Dell is launching an all-flash deduping PowerProtect backup target appliance, providing competition for all-flash systems from Pure Storage (FlashBlade), Quantum, and Infinidat.

The company is also announcing PowerStore enhancements at its Las Vegas-based Dell Technologies World event, plus Dell Private Cloud and NativEdge capabilities.

Arthur Lewis, Dell’s president, Infrastructure Solutions Group, stated: “Our disaggregated infrastructure approach helps customers build secure, efficient modern datacenters that turn data into intelligence and complexity into clarity.” 

There are currently four PowerProtect systems plus a software-only virtual edition, offering a range of capacities and speeds. 

Dell table

The All-Flash Ready node is basically a Dell PowerEdge R760 server with 24 x 2.5-inch SAS-4 SSD drives and 8 TB HDDs for cache and metadata, a hybrid flash and disk server. The capacity is up to 220 TB/node and a node supports up to 8 x DS600 disk array enclosures, providing 480 TB raw each, for expanded storage.

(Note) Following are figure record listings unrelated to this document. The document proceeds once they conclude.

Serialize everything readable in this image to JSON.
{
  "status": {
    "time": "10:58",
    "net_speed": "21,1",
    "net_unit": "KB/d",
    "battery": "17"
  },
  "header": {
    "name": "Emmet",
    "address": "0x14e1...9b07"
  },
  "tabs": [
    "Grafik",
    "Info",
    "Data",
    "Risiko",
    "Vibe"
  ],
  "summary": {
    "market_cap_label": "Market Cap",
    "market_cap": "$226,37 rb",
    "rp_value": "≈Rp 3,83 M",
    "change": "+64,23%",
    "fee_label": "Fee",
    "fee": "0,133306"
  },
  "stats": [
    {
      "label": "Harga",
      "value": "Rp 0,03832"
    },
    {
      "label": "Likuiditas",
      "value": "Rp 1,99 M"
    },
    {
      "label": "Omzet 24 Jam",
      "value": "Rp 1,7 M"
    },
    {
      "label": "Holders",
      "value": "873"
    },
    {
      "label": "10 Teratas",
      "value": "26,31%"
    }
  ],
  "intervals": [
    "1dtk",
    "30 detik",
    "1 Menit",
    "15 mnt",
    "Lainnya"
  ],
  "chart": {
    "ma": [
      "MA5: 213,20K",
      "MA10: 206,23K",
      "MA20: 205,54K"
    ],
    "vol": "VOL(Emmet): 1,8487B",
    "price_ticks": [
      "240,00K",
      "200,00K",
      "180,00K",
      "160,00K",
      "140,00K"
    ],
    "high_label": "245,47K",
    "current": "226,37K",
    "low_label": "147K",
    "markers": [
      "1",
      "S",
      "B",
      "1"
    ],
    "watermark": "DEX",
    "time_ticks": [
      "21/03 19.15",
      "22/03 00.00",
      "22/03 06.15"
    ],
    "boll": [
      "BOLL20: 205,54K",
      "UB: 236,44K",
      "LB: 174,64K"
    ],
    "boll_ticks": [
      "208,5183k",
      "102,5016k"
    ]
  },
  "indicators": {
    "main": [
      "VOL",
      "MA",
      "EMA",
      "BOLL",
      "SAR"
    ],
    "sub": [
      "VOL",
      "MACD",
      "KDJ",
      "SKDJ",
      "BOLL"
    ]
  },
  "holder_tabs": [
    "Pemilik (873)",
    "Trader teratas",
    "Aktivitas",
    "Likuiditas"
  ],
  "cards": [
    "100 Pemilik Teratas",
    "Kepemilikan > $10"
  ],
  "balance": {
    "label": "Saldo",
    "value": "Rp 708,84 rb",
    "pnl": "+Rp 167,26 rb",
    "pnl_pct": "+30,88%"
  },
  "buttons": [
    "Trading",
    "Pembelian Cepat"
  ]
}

The PowerProtect Data Domain All-Flash DD9910F appliance restores data up to four times faster than an equivalent capacity PowerProtect disk-based system, based on testing the DD9910F and an HDD-using DD9910. We don’t get given actual restore speed numbers for any PowerProtect appliance, and Dell isn’t providing the all-flash DD9910F ingest speed either.

All-flash PowerProtect systems have up to twice as fast replication performance and up to 2.8x faster analytics. This is based on internal testing of CyberSense analytics performance to validate data integrity in a PowerProtect Cyber Recovery vault comparing a disk-based DD9910 appliance to the all-flash DD9910F at similar capacity. 

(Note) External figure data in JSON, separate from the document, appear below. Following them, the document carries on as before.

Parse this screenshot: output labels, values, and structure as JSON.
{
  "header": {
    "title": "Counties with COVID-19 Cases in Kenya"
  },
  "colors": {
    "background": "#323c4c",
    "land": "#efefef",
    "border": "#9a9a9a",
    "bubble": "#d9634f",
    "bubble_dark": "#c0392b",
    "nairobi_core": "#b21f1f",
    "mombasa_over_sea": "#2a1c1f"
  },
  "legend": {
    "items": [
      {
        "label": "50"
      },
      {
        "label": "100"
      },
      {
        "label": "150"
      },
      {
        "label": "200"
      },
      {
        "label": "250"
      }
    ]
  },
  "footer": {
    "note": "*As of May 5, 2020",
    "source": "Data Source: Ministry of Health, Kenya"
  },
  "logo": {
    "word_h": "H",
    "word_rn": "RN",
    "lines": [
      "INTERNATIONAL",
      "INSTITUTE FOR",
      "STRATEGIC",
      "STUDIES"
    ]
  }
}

They occupy up to 40 percent less rack space and save up to 80 percent on power compared to disk drive-based systems. With Dell having more than 15,000 PowerProtect/Data Domain customers, it has a terrific upsell opportunity here.

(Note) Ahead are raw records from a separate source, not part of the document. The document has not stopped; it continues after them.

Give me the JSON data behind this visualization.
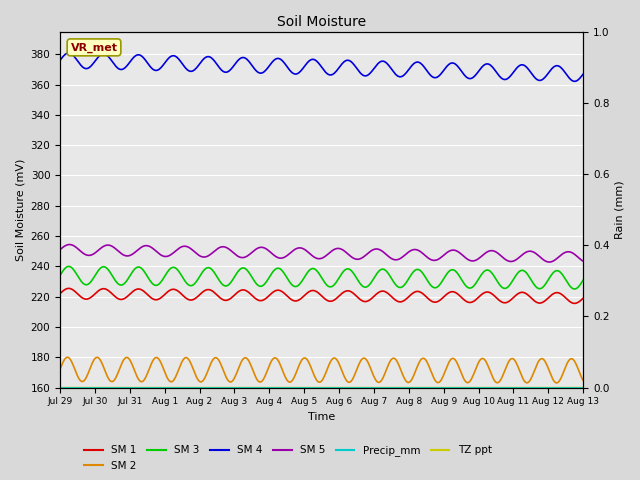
{
  "title": "Soil Moisture",
  "ylabel_left": "Soil Moisture (mV)",
  "ylabel_right": "Rain (mm)",
  "xlabel": "Time",
  "ylim_left": [
    160,
    395
  ],
  "ylim_right": [
    0.0,
    1.0
  ],
  "yticks_left": [
    160,
    180,
    200,
    220,
    240,
    260,
    280,
    300,
    320,
    340,
    360,
    380
  ],
  "yticks_right": [
    0.0,
    0.2,
    0.4,
    0.6,
    0.8,
    1.0
  ],
  "x_start_days": 0,
  "x_end_days": 15,
  "num_points": 600,
  "background_color": "#d9d9d9",
  "axes_bg_color": "#e8e8e8",
  "grid_color": "#ffffff",
  "series": {
    "SM1": {
      "color": "#dd0000",
      "base": 222,
      "amp": 3.5,
      "period": 1.0,
      "trend": -3
    },
    "SM2": {
      "color": "#dd8800",
      "base": 172,
      "amp": 8.0,
      "period": 0.85,
      "trend": -1
    },
    "SM3": {
      "color": "#00cc00",
      "base": 234,
      "amp": 6.0,
      "period": 1.0,
      "trend": -3
    },
    "SM4": {
      "color": "#0000dd",
      "base": 376,
      "amp": 5.0,
      "period": 1.0,
      "trend": -9
    },
    "SM5": {
      "color": "#9900aa",
      "base": 251,
      "amp": 3.5,
      "period": 1.1,
      "trend": -5
    },
    "Precip_mm": {
      "color": "#00cccc",
      "base": 0.0,
      "amp": 0,
      "period": 1.0,
      "trend": 0
    },
    "TZ_ppt": {
      "color": "#cccc00",
      "base": 160.5,
      "amp": 0,
      "period": 1.0,
      "trend": 0
    }
  },
  "xtick_labels": [
    "Jul 29",
    "Jul 30",
    "Jul 31",
    "Aug 1",
    "Aug 2",
    "Aug 3",
    "Aug 4",
    "Aug 5",
    "Aug 6",
    "Aug 7",
    "Aug 8",
    "Aug 9",
    "Aug 10",
    "Aug 11",
    "Aug 12",
    "Aug 13"
  ],
  "xtick_positions": [
    0,
    1,
    2,
    3,
    4,
    5,
    6,
    7,
    8,
    9,
    10,
    11,
    12,
    13,
    14,
    15
  ],
  "annotation_text": "VR_met",
  "legend_labels": [
    "SM 1",
    "SM 2",
    "SM 3",
    "SM 4",
    "SM 5",
    "Precip_mm",
    "TZ ppt"
  ],
  "legend_colors": [
    "#dd0000",
    "#dd8800",
    "#00cc00",
    "#0000dd",
    "#9900aa",
    "#00cccc",
    "#cccc00"
  ]
}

PowerStore, the unified file and block storage array, is being given Advanced Ransomware Detection. This validates data integrity and minimizes downtime from ransomware attacks using Index Engines’ CyberSense AI analytics. This indexes data using more than 200 content-based analytic routines. The AI system used has been trained on over 7,000 variants of ransomware and their activity signals. According to Dell, it detects ransomware corruption with a 99.99 percent confidence level.

Dell says it’s PowerStore’s fifth anniversary and there are more than 17,000 PowerStore customers worldwide. 

The company now has a Private Cloud to provide a cloud-like environment on premises, built using its disaggregated infrastructure – servers, storage, networking, and software. There is a catalog of validated blueprints. This gives Dell an answer to HPE’s Morpheus private cloud offering.

A Dell Automation Platform provides centralized management and zero-touch onboarding for this private cloud. By using it, customers can provision a private cloud stack cluster in 150 minutes, with up to 90 percent fewer steps than a manual process.

Dell has new NativeEdge products for virtualized workloads at the edge and in remote branch offices. These protect and secure data with policy-based load balancing, VM snapshots and backup and migration capabilities. Customers can manage diverse edge environments consistently with support for non-Dell and legacy infrastructure.

Comment

We expect that Dell announcing its first all-flash PowerProtect appliance will be the trigger ExaGrid needs to bring out its own all-flash product.